The skipper finally caught a fish to supplement the small amount of frozen minced beef we had. A nice sized skipjack tuna with its characteristic dark horizontal stripes and purplish back, sufficient for four meals for two even though I was a little rough with the fishmongering cutting off only the fat cylinders of flesh from the fish back and discarding everything else.

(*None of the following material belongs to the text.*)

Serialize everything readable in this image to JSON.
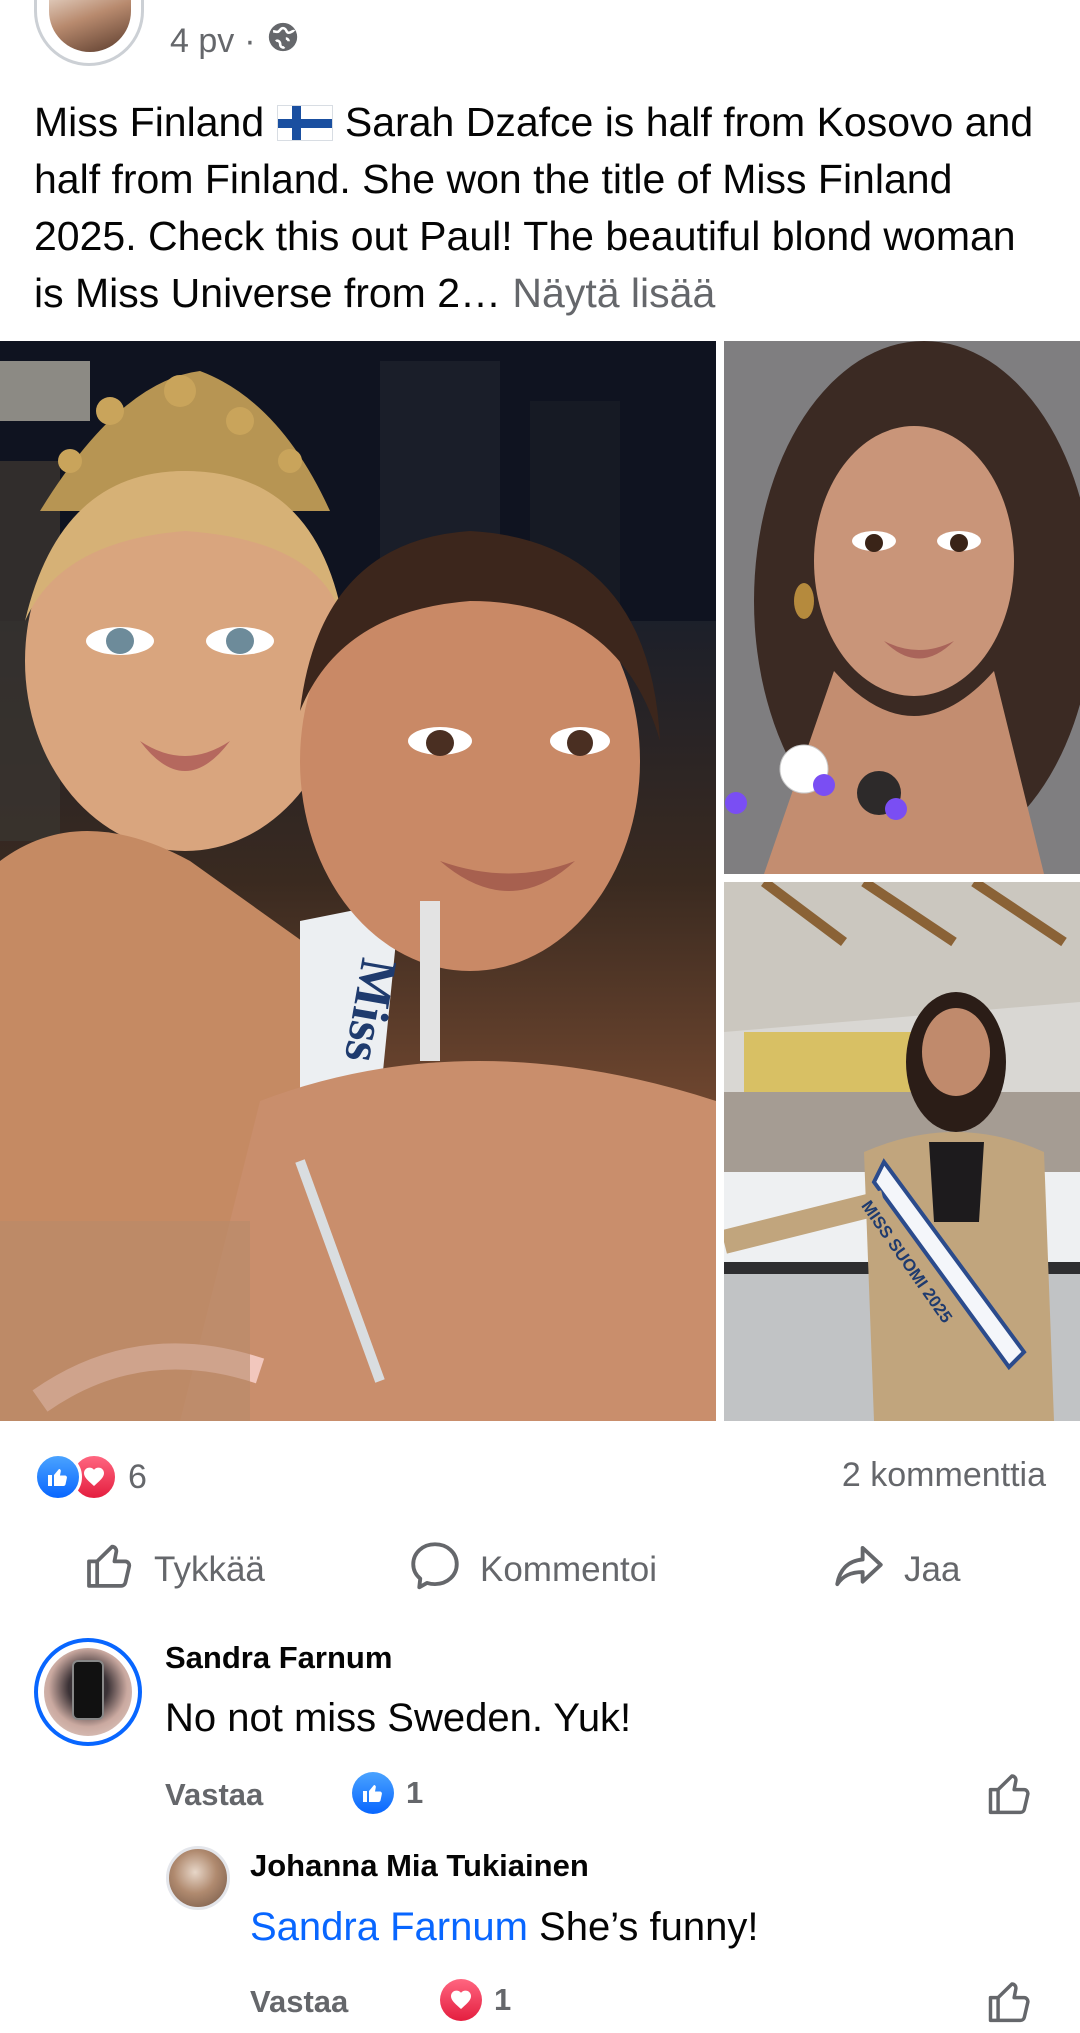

Our fish filleting skills are improving; a tuna has a thick blood line running down the middle of each fillet which is very dark and usually removed before the fish gets to the fishmongers slab, if you cut it out by making two lengthwise cuts in a v shape and then remove the skin from the fish, each fillet produces two tapering cylinders of delicious tuna. The belly flesh and the bones I discarded as too fiddly to use, though they with the head would make a good fish stock but that’s not a task whilst at sea. A bit wasteful but there are only the two of us and a limit to how many tuna meals one can successively eat.

One cylinder was cut in two, floured, seasoned and pan fried in butter for supper on Saturday, the others bagged and frozen for future meals. A new delight discovered in Makogai is mashed squash – boil cubed, peeled squash til soft, drain then mash with butter and pepper and a little mace it goes well with fish instead of potato.

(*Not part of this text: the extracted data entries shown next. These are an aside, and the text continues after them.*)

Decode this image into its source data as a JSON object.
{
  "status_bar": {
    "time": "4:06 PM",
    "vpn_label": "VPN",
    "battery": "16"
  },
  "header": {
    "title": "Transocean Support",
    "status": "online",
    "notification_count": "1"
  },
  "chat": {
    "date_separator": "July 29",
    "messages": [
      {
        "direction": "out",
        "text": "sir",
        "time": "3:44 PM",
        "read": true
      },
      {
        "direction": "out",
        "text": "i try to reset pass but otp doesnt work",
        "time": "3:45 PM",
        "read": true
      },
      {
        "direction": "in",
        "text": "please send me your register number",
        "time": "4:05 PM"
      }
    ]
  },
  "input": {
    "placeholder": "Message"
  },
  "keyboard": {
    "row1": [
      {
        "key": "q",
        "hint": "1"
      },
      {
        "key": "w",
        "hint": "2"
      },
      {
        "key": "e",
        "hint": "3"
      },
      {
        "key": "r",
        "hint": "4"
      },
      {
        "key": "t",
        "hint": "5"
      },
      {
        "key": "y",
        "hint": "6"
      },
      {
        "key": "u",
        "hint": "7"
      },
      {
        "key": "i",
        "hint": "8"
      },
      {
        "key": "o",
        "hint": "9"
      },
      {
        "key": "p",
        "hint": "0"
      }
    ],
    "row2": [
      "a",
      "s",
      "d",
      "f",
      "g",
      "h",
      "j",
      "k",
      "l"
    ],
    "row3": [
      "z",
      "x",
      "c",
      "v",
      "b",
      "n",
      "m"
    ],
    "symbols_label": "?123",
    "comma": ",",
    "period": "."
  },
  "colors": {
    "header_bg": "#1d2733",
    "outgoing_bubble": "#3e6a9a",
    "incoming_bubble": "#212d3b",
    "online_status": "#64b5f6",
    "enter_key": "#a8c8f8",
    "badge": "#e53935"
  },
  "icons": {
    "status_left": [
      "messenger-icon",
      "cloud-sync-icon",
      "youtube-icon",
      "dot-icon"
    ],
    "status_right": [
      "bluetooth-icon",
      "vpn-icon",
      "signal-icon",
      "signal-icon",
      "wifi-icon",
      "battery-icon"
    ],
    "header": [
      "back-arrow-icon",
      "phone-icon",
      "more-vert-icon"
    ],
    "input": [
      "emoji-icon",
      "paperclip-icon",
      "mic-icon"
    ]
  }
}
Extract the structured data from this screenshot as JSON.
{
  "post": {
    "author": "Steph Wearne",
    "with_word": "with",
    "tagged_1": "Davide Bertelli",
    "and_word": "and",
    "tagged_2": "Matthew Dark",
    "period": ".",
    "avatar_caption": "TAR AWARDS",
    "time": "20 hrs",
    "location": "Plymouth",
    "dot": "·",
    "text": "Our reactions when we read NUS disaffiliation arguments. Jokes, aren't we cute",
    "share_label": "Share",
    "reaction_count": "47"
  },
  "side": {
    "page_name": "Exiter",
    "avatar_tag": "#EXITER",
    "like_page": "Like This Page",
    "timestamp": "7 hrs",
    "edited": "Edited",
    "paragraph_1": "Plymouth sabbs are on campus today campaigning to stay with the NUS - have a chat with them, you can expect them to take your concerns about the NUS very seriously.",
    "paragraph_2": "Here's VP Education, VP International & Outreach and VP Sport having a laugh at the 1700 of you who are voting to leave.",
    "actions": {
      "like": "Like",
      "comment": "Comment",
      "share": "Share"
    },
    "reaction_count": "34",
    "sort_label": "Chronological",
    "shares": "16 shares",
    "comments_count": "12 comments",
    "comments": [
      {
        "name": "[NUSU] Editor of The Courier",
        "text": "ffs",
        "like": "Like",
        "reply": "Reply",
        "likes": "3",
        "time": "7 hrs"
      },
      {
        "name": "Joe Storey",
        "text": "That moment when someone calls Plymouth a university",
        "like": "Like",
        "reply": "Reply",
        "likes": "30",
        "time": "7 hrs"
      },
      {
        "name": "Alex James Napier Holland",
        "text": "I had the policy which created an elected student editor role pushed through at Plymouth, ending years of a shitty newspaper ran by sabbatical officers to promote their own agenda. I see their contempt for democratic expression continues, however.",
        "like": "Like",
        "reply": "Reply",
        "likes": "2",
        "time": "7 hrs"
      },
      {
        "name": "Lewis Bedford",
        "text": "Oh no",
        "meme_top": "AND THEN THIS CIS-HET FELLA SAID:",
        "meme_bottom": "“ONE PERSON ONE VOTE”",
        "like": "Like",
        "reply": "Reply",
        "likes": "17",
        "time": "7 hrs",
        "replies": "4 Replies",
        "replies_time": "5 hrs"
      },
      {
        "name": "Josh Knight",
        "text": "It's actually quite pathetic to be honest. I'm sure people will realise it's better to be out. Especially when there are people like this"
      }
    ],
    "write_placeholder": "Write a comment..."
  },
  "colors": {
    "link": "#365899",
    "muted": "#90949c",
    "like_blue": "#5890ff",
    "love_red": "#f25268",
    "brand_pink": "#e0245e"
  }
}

By Sunday morning, another sunny day with perfect sailing conditions, Temptress had covered more than half the five hundred odd nautical miles with just one hundred and forty to run. We started to read the various cruising guides we’ve acquired, mostly electronic copies of older books from the nineties and look forward to our first port of call Port Vila, the capital which is situated on Efate island about halfway up the chain. The eighty odd islands offer a mix of volcanoes and rainforest as well as a colourful history.

Vanuatu before independence in 1980 had been ruled by the French and the English at the same time for about eighty years! As the two colonial powers couldn’t agree, the New Hebrides as the islands were known then, had two sets of law, two police forces to enforce them and two education systems – this condominium was referred to as the “pandemonium” government! A legacy of the former colonial powers remains but modern day Vanuatu has also preserved a lot of its Polynesian and Melanesian culture known as “the custom” or “kastom” with villages owning the sea that lies on their doorstep, retaining their own distinct tribal dances and rites, often speaking their own dialect. English, French and Bislama, a form of pigeon English are the national languages. We are looking forward to it all as well as to French bread and croissants and apparently some of the best beef in the Pacific.

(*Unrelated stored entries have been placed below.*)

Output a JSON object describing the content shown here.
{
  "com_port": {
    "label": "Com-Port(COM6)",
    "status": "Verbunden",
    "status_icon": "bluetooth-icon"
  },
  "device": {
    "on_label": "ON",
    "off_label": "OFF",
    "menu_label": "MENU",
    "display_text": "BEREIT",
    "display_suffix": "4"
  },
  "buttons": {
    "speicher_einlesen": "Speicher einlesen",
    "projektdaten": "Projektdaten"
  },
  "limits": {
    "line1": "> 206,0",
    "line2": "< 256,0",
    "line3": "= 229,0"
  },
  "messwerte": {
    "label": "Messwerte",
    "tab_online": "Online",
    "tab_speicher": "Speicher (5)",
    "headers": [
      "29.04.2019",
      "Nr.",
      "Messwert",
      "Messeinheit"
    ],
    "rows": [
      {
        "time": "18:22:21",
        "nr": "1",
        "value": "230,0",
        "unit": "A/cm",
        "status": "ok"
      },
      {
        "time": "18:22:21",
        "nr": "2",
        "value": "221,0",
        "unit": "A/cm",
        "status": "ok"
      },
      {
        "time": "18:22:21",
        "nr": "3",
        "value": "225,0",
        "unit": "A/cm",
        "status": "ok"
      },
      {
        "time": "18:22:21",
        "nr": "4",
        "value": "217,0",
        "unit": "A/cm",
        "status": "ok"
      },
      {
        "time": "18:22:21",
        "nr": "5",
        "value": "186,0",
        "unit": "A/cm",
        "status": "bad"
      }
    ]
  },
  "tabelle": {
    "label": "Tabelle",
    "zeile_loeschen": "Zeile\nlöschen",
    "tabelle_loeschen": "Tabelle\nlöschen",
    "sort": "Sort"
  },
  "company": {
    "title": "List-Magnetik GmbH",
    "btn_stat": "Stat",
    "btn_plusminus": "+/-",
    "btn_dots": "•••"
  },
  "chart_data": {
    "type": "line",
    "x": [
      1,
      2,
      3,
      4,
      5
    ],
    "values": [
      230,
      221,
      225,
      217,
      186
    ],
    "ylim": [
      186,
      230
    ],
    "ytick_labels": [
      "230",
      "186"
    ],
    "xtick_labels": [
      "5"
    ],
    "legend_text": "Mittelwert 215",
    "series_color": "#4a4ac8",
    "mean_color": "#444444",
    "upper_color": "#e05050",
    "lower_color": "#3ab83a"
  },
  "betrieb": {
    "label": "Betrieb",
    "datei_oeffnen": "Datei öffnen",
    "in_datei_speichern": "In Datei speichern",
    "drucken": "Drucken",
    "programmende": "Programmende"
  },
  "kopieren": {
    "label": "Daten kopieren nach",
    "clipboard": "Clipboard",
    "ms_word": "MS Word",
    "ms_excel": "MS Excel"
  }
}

By evening the bank of cloud ahead told us everything we needed to know about the local weather; Temptress was rapidly catching up with our old nemesis the SPTCZ. The wind died to nothing, another night of motoring brought a grey dawn with flat glassy seas over which big, long interval ocean swells rolled westwards. Our first sight of Vanuatu was of flat, misty, tree clad land with white beaches on which the big surf was breaking; the smell reminiscent of Singapore, was of damp, slightly spicy jungle. Overhead clouds of every formation and every hue of grey covered the sky, the light as a result was still like dawn even several hours after sunrise, the sea below reflecting the silver greys of the clouds. And on the way in another skipjack came our way so now the icebox is full of tuna meals!